I’m guessing that my oldest daughter ditched me at the urging of her angry ex-step father. Why my other daughter, who has two wonderful sons pulled the plug on me is a complete mystery since she and her sister fell out a decade ago and she has no truck with my ex. In a truth vacuum, there’s no way to know anything for sure. To me, not facing the one person who cares about your more than anyone in the world, and tell them they are being fired is an act of cowardice. This ‘ambiguous loss’ is one of the most searingly brutal effects of going ‘NC’ (No Contact). It’s very much a death, but not something one is likely to discuss with anyone who has normal relationships with their children. And most people do have normal relationships with their kids, making every holiday, vacation story and talk of life’s daily interactions an excruciating and lonely gloss-over. It is the reason why these support groups are so important and ultimately revealing that there is something sinister going on.

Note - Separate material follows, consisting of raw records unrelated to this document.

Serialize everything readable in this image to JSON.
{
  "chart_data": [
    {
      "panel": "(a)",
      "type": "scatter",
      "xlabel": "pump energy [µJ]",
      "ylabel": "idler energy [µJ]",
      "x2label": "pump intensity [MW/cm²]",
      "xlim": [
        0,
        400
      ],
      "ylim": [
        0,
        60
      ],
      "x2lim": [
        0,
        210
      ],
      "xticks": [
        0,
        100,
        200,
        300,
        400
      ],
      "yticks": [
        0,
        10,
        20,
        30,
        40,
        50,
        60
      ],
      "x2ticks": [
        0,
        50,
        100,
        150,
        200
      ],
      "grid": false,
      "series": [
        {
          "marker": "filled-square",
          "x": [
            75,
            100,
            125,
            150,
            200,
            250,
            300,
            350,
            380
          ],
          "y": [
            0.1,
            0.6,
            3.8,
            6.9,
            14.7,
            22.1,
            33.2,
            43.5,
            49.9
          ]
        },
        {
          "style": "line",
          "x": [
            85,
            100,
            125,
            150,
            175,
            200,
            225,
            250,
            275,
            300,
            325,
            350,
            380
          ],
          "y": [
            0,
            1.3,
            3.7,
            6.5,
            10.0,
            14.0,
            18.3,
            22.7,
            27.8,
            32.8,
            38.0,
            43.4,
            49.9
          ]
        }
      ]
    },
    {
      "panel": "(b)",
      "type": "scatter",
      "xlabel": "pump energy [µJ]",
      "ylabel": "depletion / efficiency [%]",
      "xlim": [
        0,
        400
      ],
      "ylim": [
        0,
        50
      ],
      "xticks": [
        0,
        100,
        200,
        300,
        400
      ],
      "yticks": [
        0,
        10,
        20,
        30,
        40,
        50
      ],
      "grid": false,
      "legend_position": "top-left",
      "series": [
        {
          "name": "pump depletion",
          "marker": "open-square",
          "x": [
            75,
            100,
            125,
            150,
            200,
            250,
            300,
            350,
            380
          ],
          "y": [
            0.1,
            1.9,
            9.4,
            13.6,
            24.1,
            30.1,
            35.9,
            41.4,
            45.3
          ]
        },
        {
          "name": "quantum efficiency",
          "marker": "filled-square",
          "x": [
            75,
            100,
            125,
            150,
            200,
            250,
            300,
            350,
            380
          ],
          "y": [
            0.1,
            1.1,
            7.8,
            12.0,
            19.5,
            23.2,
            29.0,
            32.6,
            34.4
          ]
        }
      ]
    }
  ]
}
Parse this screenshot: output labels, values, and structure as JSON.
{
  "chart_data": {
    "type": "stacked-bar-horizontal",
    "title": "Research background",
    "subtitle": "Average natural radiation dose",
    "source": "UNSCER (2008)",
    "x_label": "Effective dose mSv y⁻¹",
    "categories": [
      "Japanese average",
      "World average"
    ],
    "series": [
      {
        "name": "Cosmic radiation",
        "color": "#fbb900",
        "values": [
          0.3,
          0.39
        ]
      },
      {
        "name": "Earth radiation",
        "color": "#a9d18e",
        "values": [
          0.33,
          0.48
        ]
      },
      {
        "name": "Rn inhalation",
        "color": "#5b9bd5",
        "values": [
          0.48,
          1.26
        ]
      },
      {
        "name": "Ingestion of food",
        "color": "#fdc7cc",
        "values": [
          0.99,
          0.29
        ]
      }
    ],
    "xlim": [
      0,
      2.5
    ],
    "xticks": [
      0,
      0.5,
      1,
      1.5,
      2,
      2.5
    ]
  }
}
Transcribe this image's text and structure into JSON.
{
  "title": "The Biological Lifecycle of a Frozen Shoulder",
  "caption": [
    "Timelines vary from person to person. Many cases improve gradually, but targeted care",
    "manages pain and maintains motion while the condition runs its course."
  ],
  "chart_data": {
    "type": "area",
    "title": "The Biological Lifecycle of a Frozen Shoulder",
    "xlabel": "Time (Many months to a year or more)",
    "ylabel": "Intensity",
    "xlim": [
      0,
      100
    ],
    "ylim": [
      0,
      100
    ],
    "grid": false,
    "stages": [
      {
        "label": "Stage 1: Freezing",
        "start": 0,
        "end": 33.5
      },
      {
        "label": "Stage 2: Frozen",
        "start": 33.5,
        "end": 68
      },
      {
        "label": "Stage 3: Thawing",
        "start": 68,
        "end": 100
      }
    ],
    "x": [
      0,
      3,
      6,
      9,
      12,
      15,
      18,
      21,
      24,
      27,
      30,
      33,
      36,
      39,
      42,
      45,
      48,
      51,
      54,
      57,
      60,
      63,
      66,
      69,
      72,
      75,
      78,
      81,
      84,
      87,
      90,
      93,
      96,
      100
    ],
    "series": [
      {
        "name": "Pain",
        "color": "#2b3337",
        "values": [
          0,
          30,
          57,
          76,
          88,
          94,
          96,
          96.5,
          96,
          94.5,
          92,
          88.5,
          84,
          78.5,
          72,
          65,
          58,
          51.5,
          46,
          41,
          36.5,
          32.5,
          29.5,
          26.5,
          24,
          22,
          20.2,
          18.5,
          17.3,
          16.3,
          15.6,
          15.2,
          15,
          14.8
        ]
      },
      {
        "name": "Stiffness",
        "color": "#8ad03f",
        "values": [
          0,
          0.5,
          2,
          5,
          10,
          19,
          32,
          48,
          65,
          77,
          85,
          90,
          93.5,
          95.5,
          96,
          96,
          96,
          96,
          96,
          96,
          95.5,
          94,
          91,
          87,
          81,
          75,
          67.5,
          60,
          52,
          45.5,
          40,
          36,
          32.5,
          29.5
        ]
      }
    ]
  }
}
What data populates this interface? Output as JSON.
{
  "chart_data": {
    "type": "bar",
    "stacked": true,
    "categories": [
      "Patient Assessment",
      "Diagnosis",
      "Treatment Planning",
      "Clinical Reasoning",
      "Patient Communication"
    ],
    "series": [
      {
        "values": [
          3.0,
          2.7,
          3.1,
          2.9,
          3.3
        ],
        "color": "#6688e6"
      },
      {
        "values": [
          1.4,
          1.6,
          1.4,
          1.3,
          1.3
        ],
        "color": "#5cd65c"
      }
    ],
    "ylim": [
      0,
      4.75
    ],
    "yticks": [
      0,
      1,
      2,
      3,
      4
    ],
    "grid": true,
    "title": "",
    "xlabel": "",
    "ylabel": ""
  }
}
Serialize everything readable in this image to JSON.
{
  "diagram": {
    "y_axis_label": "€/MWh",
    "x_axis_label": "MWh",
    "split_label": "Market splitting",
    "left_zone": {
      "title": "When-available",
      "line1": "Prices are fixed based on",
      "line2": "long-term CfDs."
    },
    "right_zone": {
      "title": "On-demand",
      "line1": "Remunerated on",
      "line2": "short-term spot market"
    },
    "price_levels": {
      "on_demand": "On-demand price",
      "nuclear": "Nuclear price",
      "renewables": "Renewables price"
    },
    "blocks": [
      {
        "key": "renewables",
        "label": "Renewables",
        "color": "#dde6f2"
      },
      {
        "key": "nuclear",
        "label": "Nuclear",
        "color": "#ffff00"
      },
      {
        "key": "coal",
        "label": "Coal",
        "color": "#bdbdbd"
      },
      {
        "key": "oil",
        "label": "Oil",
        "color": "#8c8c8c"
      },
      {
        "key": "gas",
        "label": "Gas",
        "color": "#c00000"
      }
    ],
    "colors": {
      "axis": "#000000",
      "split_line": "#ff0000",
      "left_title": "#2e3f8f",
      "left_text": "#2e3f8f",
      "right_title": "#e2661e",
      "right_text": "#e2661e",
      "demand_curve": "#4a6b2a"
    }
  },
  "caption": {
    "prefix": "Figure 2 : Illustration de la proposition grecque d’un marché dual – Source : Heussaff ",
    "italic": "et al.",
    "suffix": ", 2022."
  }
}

As for me, I am an artist, so I paint about this pain. Dealing with the whole scenario is such a head trip that every day I can feel myself looking over a cliff’s edge into a chasm of deep depression. But because I have a loving husband, wonderful friends and a medical marijuana card, I can express my pain onto canvas or a keyboard. But this never ceasing, solid pain casts a shadow over everything which takes all of my mental muscle to ignore. I also worry about what my daughter is modeling for her sons – the art of erasure.